The bodge it fix to my Yamada DVR 9000 DVD Recorder
Posted in Home, the web, Blogs on March 27, 2009 at 4:18 pm
You may remember the problems I had with the HDD of my Yamada DVR 9000 TV
recorder . I did get that sorted by FAT32′ing on Win98 m/c.
I haven’t been able to write R disks since last summer and RW’s screwed up
with more than 3 hours of data. Since Christmas I haven’t been able to write
any disks at all - a bit of a drag as I recorded lots at Christmas and the
HD is pretty full.
A simple swap of the DVD drive seemed the answer BUT - it’s a unlabeled
lite-on unit and a non standard size. I assumed the device was probably
running Linux and would need drivers for whatever DVD was installed so it
would need to be a like for like replacement.
However I found http://www.howtomendit.com/answers.php?id=142563 where
someone said a Sony dru190A would work as a replacement. Having sourced one
(Amazon after a few tries elsewhere) I gave it a go with the box open & the drive laid on top of the existing one. A bit of a problem there as the cat (mad) stalks shiney DVD’s and kept trying to nose at the inards - not sure how anti-static a cats nose is, or what 240V would do to him - couldn’t make him any dafter anyway.

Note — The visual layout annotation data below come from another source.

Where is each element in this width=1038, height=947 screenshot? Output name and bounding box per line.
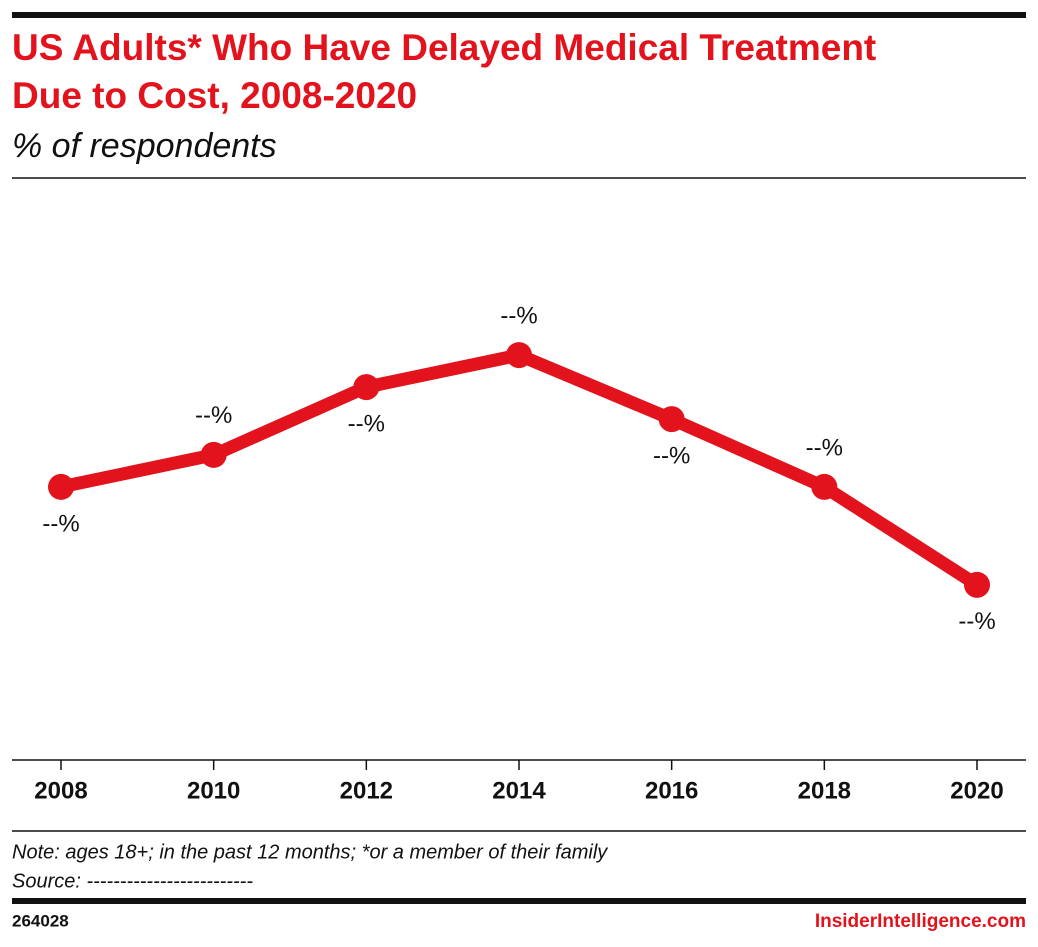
- point: [200, 441, 227, 468]
- value-label: --%: [653, 442, 690, 469]
- top-bar: [12, 12, 1026, 18]
- point: [48, 473, 74, 500]
- chart-title: Due to Cost, 2008-2020: [12, 75, 417, 116]
- point: [353, 374, 380, 401]
- series-line: [59, 348, 981, 591]
- x-tick-label: 2010: [187, 777, 240, 804]
- value-label: --%: [958, 608, 995, 635]
- bottom-bar: [12, 898, 1026, 904]
- point: [811, 473, 838, 500]
- point: [658, 406, 685, 433]
- chart-subtitle: % of respondents: [12, 127, 277, 165]
- x-tick-label: 2020: [950, 777, 1003, 804]
- x-tick-label: 2014: [492, 777, 546, 804]
- chart-id: 264028: [12, 911, 69, 930]
- source: Source: -------------------------: [12, 870, 253, 892]
- x-tick-label: 2016: [645, 777, 698, 804]
- value-label: --%: [806, 434, 843, 461]
- note: Note: ages 18+; in the past 12 months; *…: [12, 841, 608, 863]
- chart-title: US Adults* Who Have Delayed Medical Trea…: [12, 27, 876, 68]
- value-label: --%: [500, 302, 537, 329]
- value-label: --%: [195, 402, 232, 429]
- value-label: --%: [42, 510, 79, 537]
- brand: InsiderIntelligence.com: [815, 911, 1026, 932]
- x-tick-label: 2018: [798, 777, 851, 804]
- point: [506, 342, 532, 369]
- x-tick-label: 2012: [340, 777, 393, 804]
- value-label: --%: [348, 410, 385, 437]
- x-tick-label: 2008: [34, 777, 87, 804]
- point: [964, 571, 990, 598]
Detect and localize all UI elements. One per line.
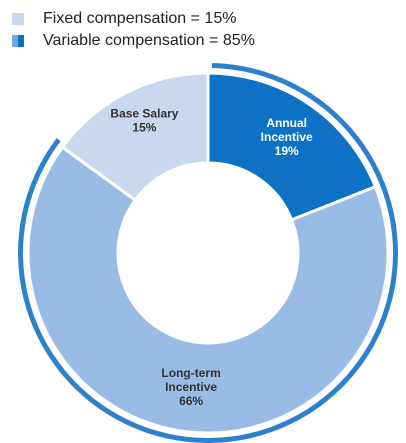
slice-long-term-incentive (26, 145, 390, 435)
slice-base-salary (60, 71, 210, 203)
legend-swatch-variable (12, 35, 24, 47)
legend: Fixed compensation = 15% Variable compen… (12, 8, 255, 52)
slice-label-long-term-incentive-line-2: 66% (179, 394, 203, 408)
legend-swatch-fixed (12, 13, 24, 25)
slice-label-annual-incentive-line-1: Incentive (261, 130, 313, 144)
legend-item-variable: Variable compensation = 85% (12, 30, 255, 52)
legend-label-fixed: Fixed compensation = 15% (43, 10, 237, 27)
slice-label-long-term-incentive-line-1: Incentive (165, 380, 217, 394)
slice-label-base-salary-line-0: Base Salary (110, 106, 178, 120)
donut-slices (26, 71, 390, 435)
slice-label-annual-incentive-line-0: Annual (266, 116, 307, 130)
slice-label-long-term-incentive-line-0: Long-term (161, 366, 220, 380)
slice-label-annual-incentive-line-2: 19% (275, 144, 299, 158)
legend-label-variable: Variable compensation = 85% (43, 32, 255, 49)
legend-item-fixed: Fixed compensation = 15% (12, 8, 255, 30)
slice-label-base-salary-line-1: 15% (132, 120, 156, 134)
slice-annual-incentive (206, 71, 378, 222)
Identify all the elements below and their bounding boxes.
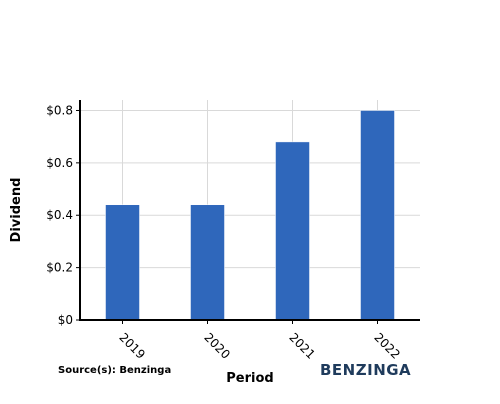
- x-tick-labels: 2019 2020 2021 2022: [116, 330, 402, 361]
- y-tick-label: $0: [58, 313, 73, 327]
- bar-2022: [360, 110, 395, 321]
- y-tick-label: $0.2: [46, 261, 73, 275]
- bar-2021: [275, 141, 310, 321]
- y-tick-labels: $0 $0.2 $0.4 $0.6 $0.8: [46, 103, 73, 327]
- bar-2019: [105, 204, 140, 321]
- y-tick-label: $0.6: [46, 156, 73, 170]
- bar-2020: [190, 204, 225, 321]
- y-tick-label: $0.8: [46, 103, 73, 117]
- x-axis-title: Period: [226, 371, 273, 386]
- y-axis-title: Dividend: [9, 178, 24, 243]
- x-tick-label: 2020: [201, 330, 232, 361]
- x-tick-label: 2021: [286, 330, 317, 361]
- bar-layer: [105, 110, 395, 321]
- benzinga-logo: BENZINGA: [320, 361, 411, 379]
- y-tick-label: $0.4: [46, 208, 73, 222]
- source-note: Source(s): Benzinga: [58, 365, 171, 376]
- x-tick-label: 2019: [116, 330, 147, 361]
- x-tick-label: 2022: [371, 330, 402, 361]
- axis-layer: [76, 100, 420, 324]
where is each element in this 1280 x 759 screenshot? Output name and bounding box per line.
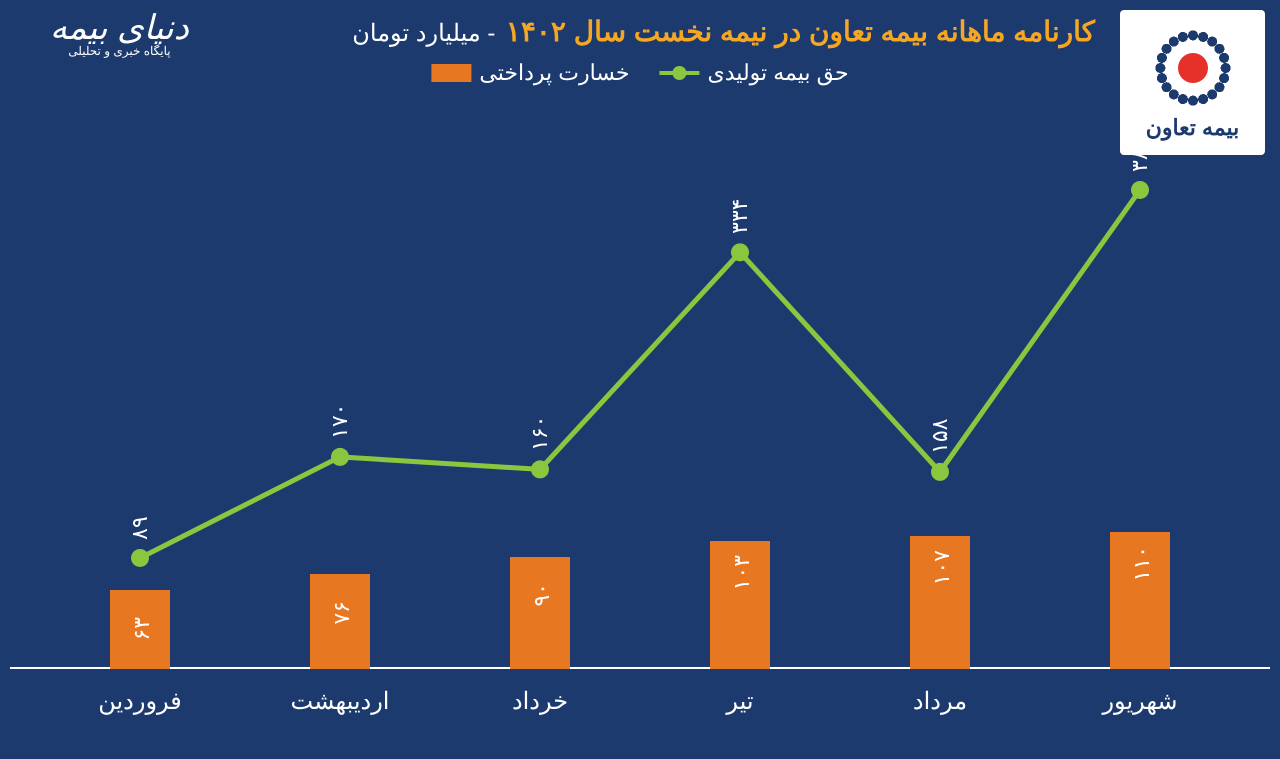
site-logo-sub: پایگاه خبری و تحلیلی (50, 44, 189, 58)
line-value-label: ۳۳۴ (727, 199, 753, 234)
legend-label-line: حق بیمه تولیدی (708, 60, 849, 86)
line-series (140, 190, 1140, 558)
legend-item-line: حق بیمه تولیدی (660, 60, 849, 86)
bar-value-label: ۹۰ (529, 583, 555, 607)
line-marker (331, 448, 349, 466)
line-marker (931, 463, 949, 481)
line-value-label: ۱۶۰ (527, 416, 553, 451)
line-value-label: ۸۹ (127, 516, 153, 540)
x-axis-label: تیر (726, 687, 753, 716)
line-value-label: ۱۷۰ (327, 403, 353, 438)
title-block: کارنامه ماهانه بیمه تعاون در نیمه نخست س… (352, 15, 1095, 48)
legend-item-bar: خسارت پرداختی (431, 60, 629, 86)
legend-label-bar: خسارت پرداختی (479, 60, 629, 86)
x-axis-label: خرداد (512, 687, 568, 716)
legend-marker-line-icon (660, 71, 700, 75)
x-axis-label: اردیبهشت (291, 687, 390, 716)
chart-subtitle: - میلیارد تومان (352, 20, 495, 47)
line-value-label: ۱۵۸ (927, 418, 953, 453)
line-marker (531, 460, 549, 478)
company-logo: بیمه تعاون (1120, 10, 1265, 155)
legend-marker-bar-icon (431, 64, 471, 82)
chart-title: کارنامه ماهانه بیمه تعاون در نیمه نخست س… (506, 16, 1095, 47)
legend: حق بیمه تولیدی خسارت پرداختی (431, 60, 848, 86)
bar-value-label: ۱۱۰ (1129, 546, 1155, 581)
bar-value-label: ۶۳ (129, 617, 155, 641)
line-value-label: ۳۸۴ (1127, 137, 1153, 172)
plot-area: ۶۳فروردین۸۹۷۶اردیبهشت۱۷۰۹۰خرداد۱۶۰۱۰۳تیر… (40, 170, 1240, 669)
company-emblem-center (1178, 53, 1208, 83)
chart-root: دنیای بیمه پایگاه خبری و تحلیلی کارنامه … (0, 0, 1280, 759)
line-marker (131, 549, 149, 567)
bar (510, 557, 570, 669)
line-marker (731, 243, 749, 261)
x-axis-label: مرداد (913, 687, 967, 716)
bar-value-label: ۱۰۷ (929, 550, 955, 585)
company-name: بیمه تعاون (1146, 115, 1240, 141)
company-emblem-icon (1150, 25, 1236, 111)
line-series-svg (40, 170, 1240, 669)
bar-value-label: ۷۶ (329, 601, 355, 625)
x-axis-label: شهریور (1102, 687, 1177, 716)
bar-value-label: ۱۰۳ (729, 555, 755, 590)
site-logo: دنیای بیمه پایگاه خبری و تحلیلی (50, 8, 189, 58)
line-marker (1131, 181, 1149, 199)
x-axis-label: فروردین (98, 687, 182, 716)
site-logo-main: دنیای بیمه (50, 8, 189, 48)
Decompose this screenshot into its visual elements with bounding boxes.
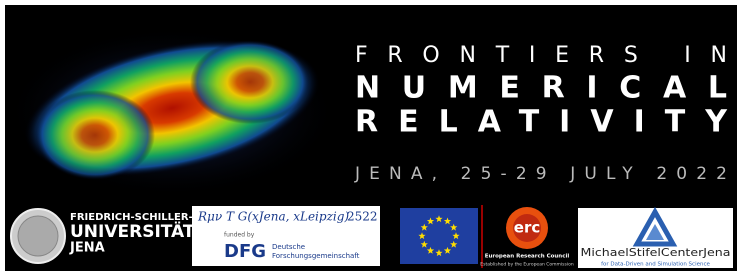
logo-text: DFG — [224, 241, 266, 262]
logo-text: Deutsche — [272, 243, 305, 251]
eu-flag — [400, 208, 478, 264]
logo-text: funded by — [224, 232, 255, 239]
logo-text: Forschungsgemeinschaft — [272, 252, 360, 260]
logo-text: Established by the European Commission — [480, 262, 574, 268]
logo-text: MichaelStifelCenterJena — [581, 246, 731, 259]
logo-text: for Data-Driven and Simulation Science — [601, 262, 710, 268]
logo-text: JENA — [69, 241, 105, 256]
dfg-logo: Rμν T G(xJena, xLeipzig) 2522 funded by … — [192, 206, 380, 266]
number: 2522 — [347, 210, 378, 224]
logo-text: European Research Council — [485, 254, 570, 260]
page: FRONTIERS IN NUMERICAL RELATIVITY JENA, … — [0, 0, 742, 276]
formula: Rμν T G(xJena, xLeipzig) — [197, 210, 349, 224]
logo-text: UNIVERSITÄT — [70, 220, 195, 242]
title-line: NUMERICAL — [355, 71, 727, 106]
banner: FRONTIERS IN NUMERICAL RELATIVITY JENA, … — [0, 0, 742, 276]
logo-text: erc — [514, 219, 540, 237]
mscj-logo: MichaelStifelCenterJena for Data-Driven … — [578, 208, 733, 268]
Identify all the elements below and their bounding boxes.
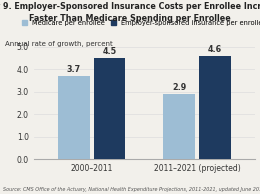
Text: 2.9: 2.9 bbox=[172, 83, 186, 93]
Text: Exhibit 9. Employer-Sponsored Insurance Costs per Enrollee Increasing: Exhibit 9. Employer-Sponsored Insurance … bbox=[0, 2, 260, 11]
Text: 4.6: 4.6 bbox=[208, 45, 222, 54]
Text: Faster Than Medicare Spending per Enrollee: Faster Than Medicare Spending per Enroll… bbox=[29, 14, 231, 23]
Bar bbox=[58, 76, 90, 159]
Text: 3.7: 3.7 bbox=[67, 65, 81, 74]
Bar bbox=[163, 94, 195, 159]
Bar bbox=[199, 55, 231, 159]
Bar bbox=[94, 58, 125, 159]
Text: Source: CMS Office of the Actuary, National Health Expenditure Projections, 2011: Source: CMS Office of the Actuary, Natio… bbox=[3, 187, 260, 192]
Text: Annual rate of growth, percent: Annual rate of growth, percent bbox=[5, 41, 113, 47]
Text: 4.5: 4.5 bbox=[102, 48, 117, 56]
Legend: Medicare per enrollee, Employer-sponsored insurance per enrollee: Medicare per enrollee, Employer-sponsore… bbox=[20, 18, 260, 27]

I wasn’t surprised when it didn’t seem to work but that was with the Philips
DVD+RW’s I had carefully sourced as another forum recommended these with the
Yamada. Somewhat amazingly it did work with the standard Tesco DVD+R’s I had
given up using.
Getting it working was one thing - putting the box back together was
another. The weird fixings relied on screwing the DVD to the bottom of the
case (on some risers) and slotting into some large tags on the front of the
box. Not a hope with the standard PC style Sony. However it shouldn’t get
chucked around much so I put blue tack on the risers, bent the tags flat &
gaffa taped it all in place and it seemed OK. I snapped mirrored the drawer
cover of the old unit and glued it to a chipboard spacer which I blue tacked
to the DVD drawer itself. A it of black tape to cover the chipboard and it
even looks pretty good.
As the unit only cost about £110, the replacement drive at £30 still means
it was a bargain - though I have wished I’d spent more on the many
occasions it has played up! Chalk up another victory to the web.